Mr. Johnson is a clever engineer; his innovations, such as removing the silver and etching the perimeter of a mirror to conceal a bathroom light source, are efficient as well as beautiful. However, on the pages of his book, the miniscule diagrams of such details require a magnifying glass to be appreciated.

The best works featured in the book are the kitchens and bathrooms. To me, it is here that Mr. Johnson demonstrates his sensitivity, and acknowledges that shadow is as important as light in creating a pleasing effect.

A cogent, coherent way of thinking about illumination5
Those looking for "connect the dots" instructions for various lighting projects will probably be happier looking for more detail-oriented books, perhaps books in the Sunset or Black and Decker series.

That said, I rate this above the other dozen or so books I have recently acquired on this topic in preparation for working on a new house. The reason is simple: this is the book that suggests ways of thinking about lighting and demonstrates the consequences of planning -- or not planning -- in various ways. To think usefully, not to mention creatively, about lighting, I felt I needed a way to think about the overall impact. While other books provide lots of specific information about particular situations, this is the one that offers more of a systemic outlook.

But it is not lacking in specifics. It offers enough detail about every technical aspect of lighting that I finally feel able to listen more intelligently to lighting specialists and electricians. The information seems up-to-date, at least in terms of what's available in the market where we live, and it is the single book on the topic that I would not part with as we begin the day-to-day slogging through making another house into our home.
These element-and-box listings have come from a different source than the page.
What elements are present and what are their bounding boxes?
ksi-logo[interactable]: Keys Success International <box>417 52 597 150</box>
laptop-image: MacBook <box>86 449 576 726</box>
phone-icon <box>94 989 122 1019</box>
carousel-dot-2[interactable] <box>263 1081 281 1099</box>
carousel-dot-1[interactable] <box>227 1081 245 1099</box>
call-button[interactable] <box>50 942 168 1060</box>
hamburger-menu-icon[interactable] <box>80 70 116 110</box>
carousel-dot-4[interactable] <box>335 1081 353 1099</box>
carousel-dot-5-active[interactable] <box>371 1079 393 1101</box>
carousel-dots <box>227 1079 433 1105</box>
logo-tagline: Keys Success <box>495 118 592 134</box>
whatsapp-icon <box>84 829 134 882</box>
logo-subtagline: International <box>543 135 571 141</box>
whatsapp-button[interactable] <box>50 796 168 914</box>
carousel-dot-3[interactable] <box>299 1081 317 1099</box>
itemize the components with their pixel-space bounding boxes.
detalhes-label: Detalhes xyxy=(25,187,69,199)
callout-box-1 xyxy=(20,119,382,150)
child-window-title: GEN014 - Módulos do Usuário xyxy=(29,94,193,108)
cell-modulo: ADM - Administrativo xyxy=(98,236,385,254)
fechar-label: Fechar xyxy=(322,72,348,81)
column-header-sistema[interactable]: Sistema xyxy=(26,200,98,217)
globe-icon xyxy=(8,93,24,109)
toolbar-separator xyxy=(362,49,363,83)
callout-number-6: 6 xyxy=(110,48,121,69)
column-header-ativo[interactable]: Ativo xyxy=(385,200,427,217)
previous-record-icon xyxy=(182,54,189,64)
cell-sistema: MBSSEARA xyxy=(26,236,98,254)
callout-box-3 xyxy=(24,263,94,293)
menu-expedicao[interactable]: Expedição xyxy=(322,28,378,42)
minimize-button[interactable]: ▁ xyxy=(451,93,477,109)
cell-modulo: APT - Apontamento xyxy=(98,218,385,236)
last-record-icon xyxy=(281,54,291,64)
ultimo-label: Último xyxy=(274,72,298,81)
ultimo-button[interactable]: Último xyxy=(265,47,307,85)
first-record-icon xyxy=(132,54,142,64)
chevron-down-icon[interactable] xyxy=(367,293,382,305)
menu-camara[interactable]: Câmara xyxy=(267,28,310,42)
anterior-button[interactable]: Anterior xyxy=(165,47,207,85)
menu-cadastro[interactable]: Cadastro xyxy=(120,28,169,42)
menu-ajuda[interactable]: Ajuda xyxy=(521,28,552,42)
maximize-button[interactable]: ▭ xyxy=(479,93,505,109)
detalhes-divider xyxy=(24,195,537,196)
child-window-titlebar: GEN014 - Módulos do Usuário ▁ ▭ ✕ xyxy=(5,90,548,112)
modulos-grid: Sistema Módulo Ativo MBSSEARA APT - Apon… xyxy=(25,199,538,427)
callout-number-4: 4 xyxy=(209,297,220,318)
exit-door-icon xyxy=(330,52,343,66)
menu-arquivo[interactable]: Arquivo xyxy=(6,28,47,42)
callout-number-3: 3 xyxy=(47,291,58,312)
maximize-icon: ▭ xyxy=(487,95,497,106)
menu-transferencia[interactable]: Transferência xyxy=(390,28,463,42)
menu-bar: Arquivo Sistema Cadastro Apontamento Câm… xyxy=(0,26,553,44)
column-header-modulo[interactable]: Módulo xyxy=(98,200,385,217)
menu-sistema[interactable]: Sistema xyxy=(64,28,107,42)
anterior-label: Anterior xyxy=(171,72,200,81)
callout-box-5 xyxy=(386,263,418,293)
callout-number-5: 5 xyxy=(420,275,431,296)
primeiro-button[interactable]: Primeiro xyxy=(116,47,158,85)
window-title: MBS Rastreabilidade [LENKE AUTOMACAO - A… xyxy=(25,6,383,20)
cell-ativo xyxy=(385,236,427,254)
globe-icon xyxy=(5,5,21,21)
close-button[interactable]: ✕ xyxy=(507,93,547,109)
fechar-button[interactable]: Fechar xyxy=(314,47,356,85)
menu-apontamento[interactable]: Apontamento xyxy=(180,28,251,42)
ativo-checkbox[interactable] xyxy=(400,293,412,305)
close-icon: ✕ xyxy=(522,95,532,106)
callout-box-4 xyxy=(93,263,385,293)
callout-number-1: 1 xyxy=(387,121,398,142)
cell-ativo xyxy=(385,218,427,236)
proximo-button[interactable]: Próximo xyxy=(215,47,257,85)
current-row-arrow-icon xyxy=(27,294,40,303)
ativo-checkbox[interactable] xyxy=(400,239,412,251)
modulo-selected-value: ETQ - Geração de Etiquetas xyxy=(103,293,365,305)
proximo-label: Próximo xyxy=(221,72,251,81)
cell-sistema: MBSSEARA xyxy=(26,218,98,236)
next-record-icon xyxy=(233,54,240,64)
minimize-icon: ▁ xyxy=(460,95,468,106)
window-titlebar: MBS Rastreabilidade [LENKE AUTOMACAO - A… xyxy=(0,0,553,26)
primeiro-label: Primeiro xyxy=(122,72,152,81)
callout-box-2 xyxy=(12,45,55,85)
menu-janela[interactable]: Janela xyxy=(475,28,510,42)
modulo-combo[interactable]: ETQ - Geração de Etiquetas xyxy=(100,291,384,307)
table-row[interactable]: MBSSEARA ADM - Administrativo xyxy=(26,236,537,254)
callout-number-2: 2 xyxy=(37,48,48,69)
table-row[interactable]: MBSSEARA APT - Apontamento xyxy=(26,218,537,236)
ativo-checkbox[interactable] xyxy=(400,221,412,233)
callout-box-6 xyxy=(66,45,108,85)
Don't buy this book if what you really want is a specific recipe to cook up half a dozen recessed lights and some task lighting in your kitchen. You'll be disappointed. But if you're willing to tease apart the vagaries of your particular space and suss out the special uses of your own kitchen, this book will reward you by empowering you to develop and evaluate lighting solutions for yourself.

More of a Sales Brochure3
Though creative, this book seems to be nothing more than a sales brochure for Mr. Johnson's firm. There is not enough substance in the book to allow anyone other than Mr. Johnson or his associates to create the design schemes shown in the book. Mr. Johnson's ADAPTIVE design is creative, but is given only in a generalized sense. There is no real design criteria (lumens/ft2, wattage for varying spaces, etc.)to help the reader know if all ADAPTIVE design elements are actually achieved if someone other than Mr. Johnson were to design the lighting scheme. Mr. Johnson's work is very beautiful and artistic. I only wish the book had more substance.